In an interview with Argentina’s daily 'Ambito Financiero', Nobel Economics laureate Joseph Stiglitz considered the Argentine government’s move to reopen the debt swap and replace the Bank of New York Mellon with local Banco Nacion as trustee a “good call” saying the reopening would not be mandatory, “voluntarily” inviting bondholders to join the strategy.
“From an economic point of view, it is what I would have recommended. If I have an asset and want to voluntarily change it for another asset, I don’t see why not. It is the basis of the economy,” Stiglitz explained as he questioned the position by US District Court Judge Thomas Griesa in the legal dispute.
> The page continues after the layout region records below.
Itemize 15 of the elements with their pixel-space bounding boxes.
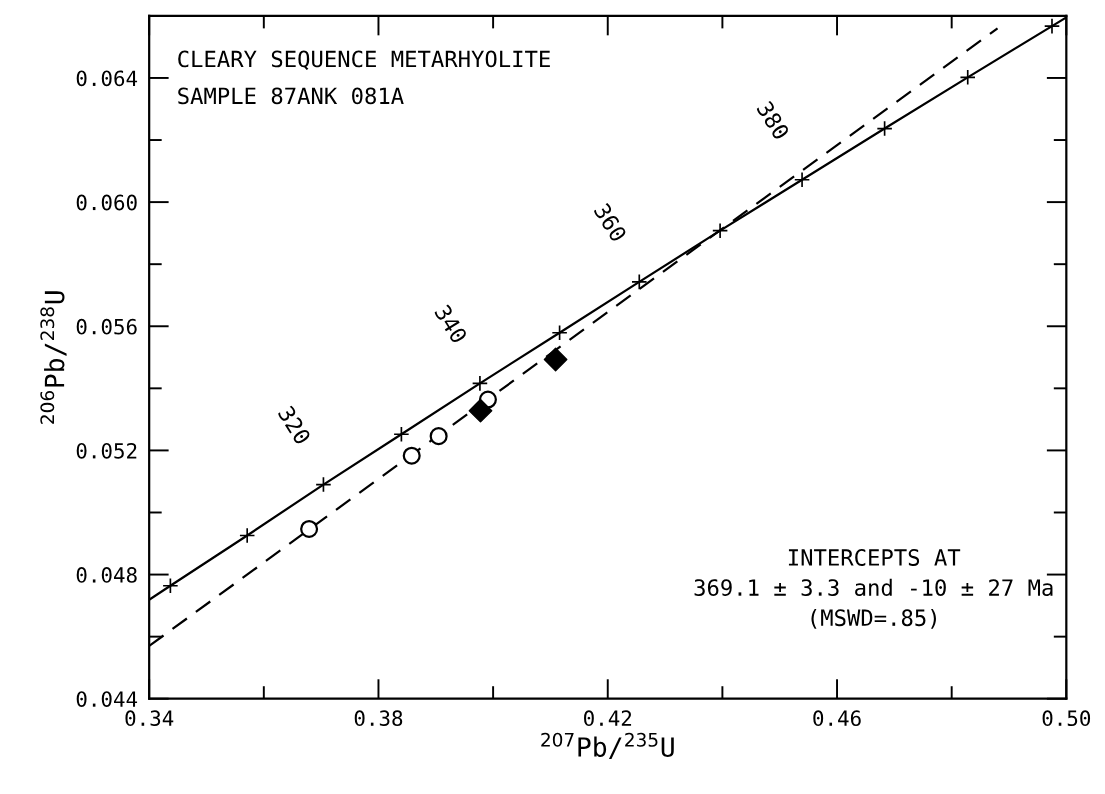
x-axis-title: $^{207}$Pb/$^{235}$U [541, 732, 674, 760]
y-tick-label: 0.052 [76, 442, 137, 459]
y-axis-title: $^{206}$Pb/$^{238}$U [40, 291, 67, 424]
x-tick-label: 0.34 [125, 710, 174, 727]
y-tick-label: 0.048 [76, 567, 137, 583]
y-tick-label: 0.044 [76, 691, 138, 707]
x-tick-label: 0.46 [813, 710, 861, 727]
text: CLEARY SEQUENCE METARHYOLITE SAMPLE 87ANK 081A [178, 50, 550, 105]
x-tick-label: 0.50 [1042, 710, 1091, 727]
x-tick-label: 0.38 [354, 710, 403, 727]
y-tick-label: 0.064 [76, 70, 138, 87]
x-tick-label: 0.42 [584, 710, 632, 727]
y-tick-label: 0.056 [76, 318, 137, 335]
annotation: INTERCEPTS AT 369.1 ± 3.3 and -10 ± 27 Ma (MSWD=.85) [694, 549, 1053, 629]
y-tick-label: 0.060 [76, 194, 137, 211]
“From a global perspective, it is not possible to understand why a magistrate gets to have the right to judge about any bond in the world. Extraterritoriality should be inacceptable,” the university professor at the Columbia Business School said.
Queried about the economic consequences changing the payment jurisdiction would involve, the also co-chair of Columbia University's Committee on Global Thought explained that debt restructurings are “in general” followed by a “rapid” return to international markets.
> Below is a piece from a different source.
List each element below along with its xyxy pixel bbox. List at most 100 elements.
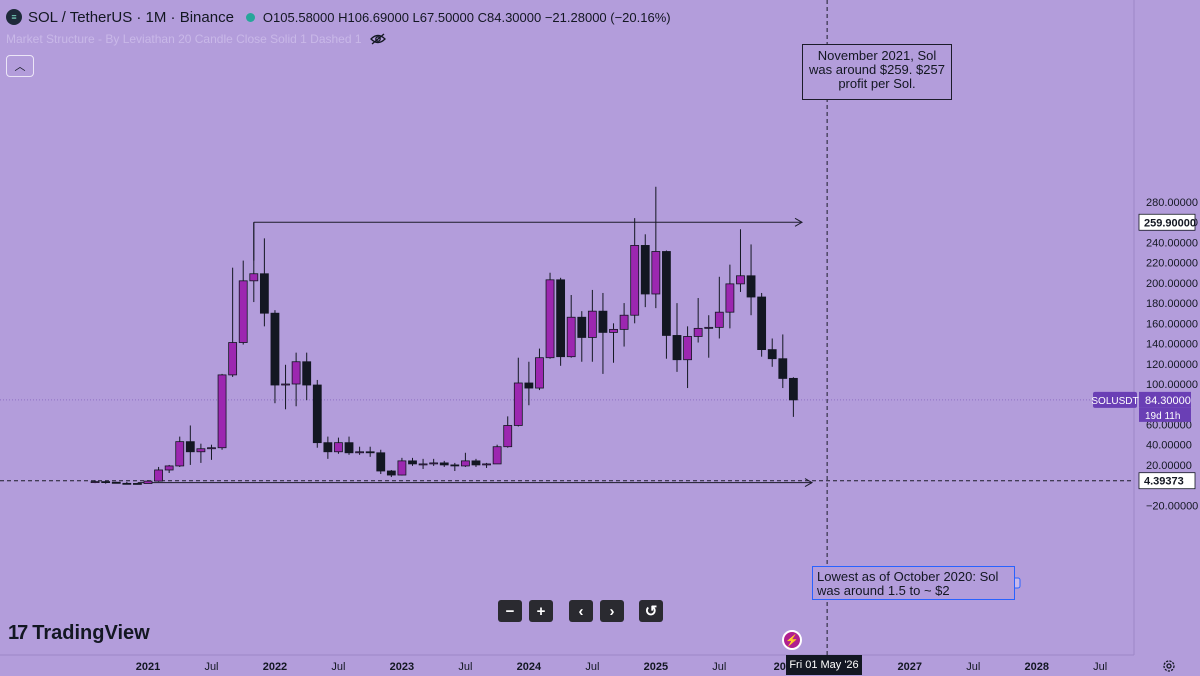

“In general, after a restructuring such as Russia’s or Greece’s, it is possible to go back to international markets in a rapid way, generally in two years,” Stiglitz affirmed.
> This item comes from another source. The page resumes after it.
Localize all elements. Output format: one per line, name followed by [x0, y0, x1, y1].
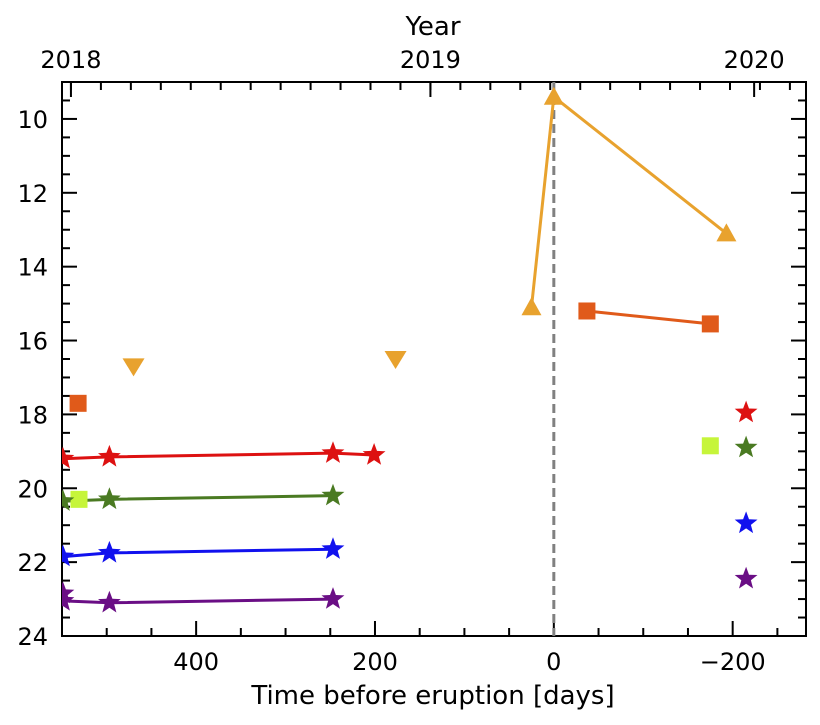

The Nobel prize added that the Argentine government’s new debt strategy “will not cause adverse effects for the country” in terms of financing in global markets.
“Argentina has proved over the past years will and capacity of payment,” the economist assured as he renewed his call for a global organization in charge of setting clear rules in country’s restructuring processes.
“Problem is what happens meanwhile. There is huge consensus among experts it (a global organization) must exist, even more after cases like this one. of Argentina”.